木下ひなた
銀杏の落葉が一面に敷き詰められた並木道を
木下ひなた
色鮮やかな野菜と、おまけだと持たされた甘薯で膨れ上がった買い物袋を、両手にぶら下げて
木下ひなた
軽い足取りで、金色の絨毯の上を、帰路に就く。
木下ひなた
魚屋の脇の塀から覗く、百日紅の残った花の数を数え
木下ひなた
道端の秋桜に、目で挨拶。
木下ひなた
秋は寂しくて好きじゃない、という人も多いが
木下ひなた
私は、この季節が大好きだ。
木下ひなた
まあ、どの季節も好きなのだけれど
木下ひなた
紅葉に染まった山の風景、田畑に実った作物、落ち葉焚きのむせ返る薫り。
木下ひなた
蓙を敷いて、ばあちゃんと一緒に大根の日干し。
木下ひなた
ぴゅうと、冷たい風が吹き抜ける。
木下ひなた
……………。
木下ひなた
「田舎では、じきに雪が降り始めるかねぇ……」
木下ひなた
「もう大分、水も冷たかろうねぇ……」
木下ひなた
「朝晩冷えると、ばあちゃん腰が痛むって、よく言ってたっけねぇ……」
木下ひなた
風に揺られた落葉が、かさりと鳴る。
木下ひなた
『よう、ひなちゃんお帰り!』
木下ひなた
威勢の良い、御主人の出迎えの声が唐突に聞こえ、飛び上がりそうになった。
木下ひなた
「ただいまぁ。
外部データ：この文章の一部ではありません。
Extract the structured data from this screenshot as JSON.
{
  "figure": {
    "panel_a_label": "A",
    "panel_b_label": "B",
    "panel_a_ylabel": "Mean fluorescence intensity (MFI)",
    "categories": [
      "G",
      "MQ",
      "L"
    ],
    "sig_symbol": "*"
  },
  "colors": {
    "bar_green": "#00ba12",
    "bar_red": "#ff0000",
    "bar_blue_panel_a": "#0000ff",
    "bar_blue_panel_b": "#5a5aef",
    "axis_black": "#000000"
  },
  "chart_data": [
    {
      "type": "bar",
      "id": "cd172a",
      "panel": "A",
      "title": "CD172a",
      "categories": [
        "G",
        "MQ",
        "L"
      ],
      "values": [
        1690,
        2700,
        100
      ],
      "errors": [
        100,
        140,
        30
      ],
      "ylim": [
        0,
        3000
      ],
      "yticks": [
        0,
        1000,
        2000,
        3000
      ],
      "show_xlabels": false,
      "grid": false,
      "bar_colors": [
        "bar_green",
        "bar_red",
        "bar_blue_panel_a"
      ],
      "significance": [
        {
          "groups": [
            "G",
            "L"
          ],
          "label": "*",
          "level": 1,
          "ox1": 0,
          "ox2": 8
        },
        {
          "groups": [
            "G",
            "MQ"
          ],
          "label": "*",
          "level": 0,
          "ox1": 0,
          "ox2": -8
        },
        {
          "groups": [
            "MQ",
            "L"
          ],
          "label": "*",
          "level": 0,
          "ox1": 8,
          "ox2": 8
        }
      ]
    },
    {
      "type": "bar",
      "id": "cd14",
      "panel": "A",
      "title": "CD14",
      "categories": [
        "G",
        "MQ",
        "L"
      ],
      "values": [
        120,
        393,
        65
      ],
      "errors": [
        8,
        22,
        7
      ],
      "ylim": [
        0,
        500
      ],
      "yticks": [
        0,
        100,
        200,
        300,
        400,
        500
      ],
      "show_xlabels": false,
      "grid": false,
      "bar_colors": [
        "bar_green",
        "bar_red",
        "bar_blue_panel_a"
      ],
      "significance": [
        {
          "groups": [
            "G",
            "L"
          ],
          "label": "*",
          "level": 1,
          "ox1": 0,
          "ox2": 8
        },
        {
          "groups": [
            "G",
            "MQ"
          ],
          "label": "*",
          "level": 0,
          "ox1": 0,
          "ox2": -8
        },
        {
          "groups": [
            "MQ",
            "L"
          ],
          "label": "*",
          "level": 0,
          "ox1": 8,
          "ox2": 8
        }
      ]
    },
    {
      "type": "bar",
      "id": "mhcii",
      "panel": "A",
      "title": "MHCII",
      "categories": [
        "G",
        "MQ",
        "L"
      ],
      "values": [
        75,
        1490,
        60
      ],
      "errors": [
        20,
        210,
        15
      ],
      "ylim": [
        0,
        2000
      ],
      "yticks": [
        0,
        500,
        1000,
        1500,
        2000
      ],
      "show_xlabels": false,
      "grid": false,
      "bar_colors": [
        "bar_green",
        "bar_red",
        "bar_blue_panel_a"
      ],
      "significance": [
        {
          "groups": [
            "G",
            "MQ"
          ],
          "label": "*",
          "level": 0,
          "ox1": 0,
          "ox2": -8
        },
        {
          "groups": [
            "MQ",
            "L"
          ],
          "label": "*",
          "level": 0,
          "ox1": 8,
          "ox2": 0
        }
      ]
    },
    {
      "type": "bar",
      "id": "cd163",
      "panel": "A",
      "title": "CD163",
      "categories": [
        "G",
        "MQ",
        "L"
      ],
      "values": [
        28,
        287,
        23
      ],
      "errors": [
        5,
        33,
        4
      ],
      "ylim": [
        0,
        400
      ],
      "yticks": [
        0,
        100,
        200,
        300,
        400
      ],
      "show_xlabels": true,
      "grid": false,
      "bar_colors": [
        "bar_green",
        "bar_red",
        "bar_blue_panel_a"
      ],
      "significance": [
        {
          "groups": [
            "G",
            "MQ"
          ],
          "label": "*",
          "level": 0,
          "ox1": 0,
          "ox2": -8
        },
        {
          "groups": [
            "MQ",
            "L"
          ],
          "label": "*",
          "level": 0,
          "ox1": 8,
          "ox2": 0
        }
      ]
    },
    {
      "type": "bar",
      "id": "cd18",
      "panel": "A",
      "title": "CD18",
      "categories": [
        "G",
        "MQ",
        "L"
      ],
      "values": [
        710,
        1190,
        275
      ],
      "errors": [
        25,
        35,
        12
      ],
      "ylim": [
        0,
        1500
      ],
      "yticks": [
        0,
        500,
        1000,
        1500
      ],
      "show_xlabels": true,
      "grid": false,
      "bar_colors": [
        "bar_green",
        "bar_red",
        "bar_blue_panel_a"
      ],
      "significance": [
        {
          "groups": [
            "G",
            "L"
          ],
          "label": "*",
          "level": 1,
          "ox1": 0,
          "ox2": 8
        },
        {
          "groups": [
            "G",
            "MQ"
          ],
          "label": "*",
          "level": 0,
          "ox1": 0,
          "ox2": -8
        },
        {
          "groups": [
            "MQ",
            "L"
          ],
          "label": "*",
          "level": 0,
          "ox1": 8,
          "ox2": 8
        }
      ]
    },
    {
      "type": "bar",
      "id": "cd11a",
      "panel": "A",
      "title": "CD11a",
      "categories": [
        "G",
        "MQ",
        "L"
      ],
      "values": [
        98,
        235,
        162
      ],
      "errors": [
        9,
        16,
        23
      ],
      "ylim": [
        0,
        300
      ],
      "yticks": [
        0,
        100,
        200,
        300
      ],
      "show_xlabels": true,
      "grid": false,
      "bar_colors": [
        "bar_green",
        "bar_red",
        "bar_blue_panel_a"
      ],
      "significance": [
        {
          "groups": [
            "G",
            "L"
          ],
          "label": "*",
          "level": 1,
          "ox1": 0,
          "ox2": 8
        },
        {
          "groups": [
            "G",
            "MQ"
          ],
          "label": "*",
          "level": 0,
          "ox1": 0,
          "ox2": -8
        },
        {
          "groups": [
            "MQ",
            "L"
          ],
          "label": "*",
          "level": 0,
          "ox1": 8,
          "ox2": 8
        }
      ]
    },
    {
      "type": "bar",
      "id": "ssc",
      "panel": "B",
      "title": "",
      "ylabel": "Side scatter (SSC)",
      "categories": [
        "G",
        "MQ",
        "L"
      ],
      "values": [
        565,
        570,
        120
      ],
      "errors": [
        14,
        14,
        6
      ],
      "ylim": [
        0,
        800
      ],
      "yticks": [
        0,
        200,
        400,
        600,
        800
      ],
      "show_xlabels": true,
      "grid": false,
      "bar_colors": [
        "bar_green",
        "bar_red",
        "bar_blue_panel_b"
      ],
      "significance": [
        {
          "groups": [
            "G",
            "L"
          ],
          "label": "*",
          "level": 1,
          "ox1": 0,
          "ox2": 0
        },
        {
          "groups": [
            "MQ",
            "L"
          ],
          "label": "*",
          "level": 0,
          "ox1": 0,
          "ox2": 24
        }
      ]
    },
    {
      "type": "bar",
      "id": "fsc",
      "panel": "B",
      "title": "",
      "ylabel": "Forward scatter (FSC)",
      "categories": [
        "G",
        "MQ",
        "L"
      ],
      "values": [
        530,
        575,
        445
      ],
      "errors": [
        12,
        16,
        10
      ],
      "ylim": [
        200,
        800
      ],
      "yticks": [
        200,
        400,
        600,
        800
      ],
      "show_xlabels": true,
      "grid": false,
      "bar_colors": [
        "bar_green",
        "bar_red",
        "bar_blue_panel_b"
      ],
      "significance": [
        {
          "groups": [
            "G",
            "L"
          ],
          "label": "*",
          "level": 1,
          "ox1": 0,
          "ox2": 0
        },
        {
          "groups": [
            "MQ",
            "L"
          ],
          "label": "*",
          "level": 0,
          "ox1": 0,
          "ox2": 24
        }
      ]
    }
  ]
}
ほれ、八百屋のおじさん、こんなに沢山のお芋をおまけしてくれたよぉ」
木下ひなた
『何だって?あのケチオヤジがおまけしてくれた?雹でも降るんじゃねえのか?』
木下ひなた
『あははは、ひなちゃん可愛いから、誰だっておまけしたくなっちゃうんだよう』
木下ひなた
おかみさんがころころと、可愛らしく笑う。
木下ひなた
『ひなちゃん有難うねぇ。さ、荷物置いてきな』
木下ひなた
おかみさんに促されて、裏の母屋へと廻る。
木下ひなた
良く手入れされた躑躅の生垣をぐるっと廻って
木下ひなた
門柱代わりの金木犀をくぐると
木下ひなた
小さな花壇の秋海棠が、可愛らしいピンクの花を揺らせていた。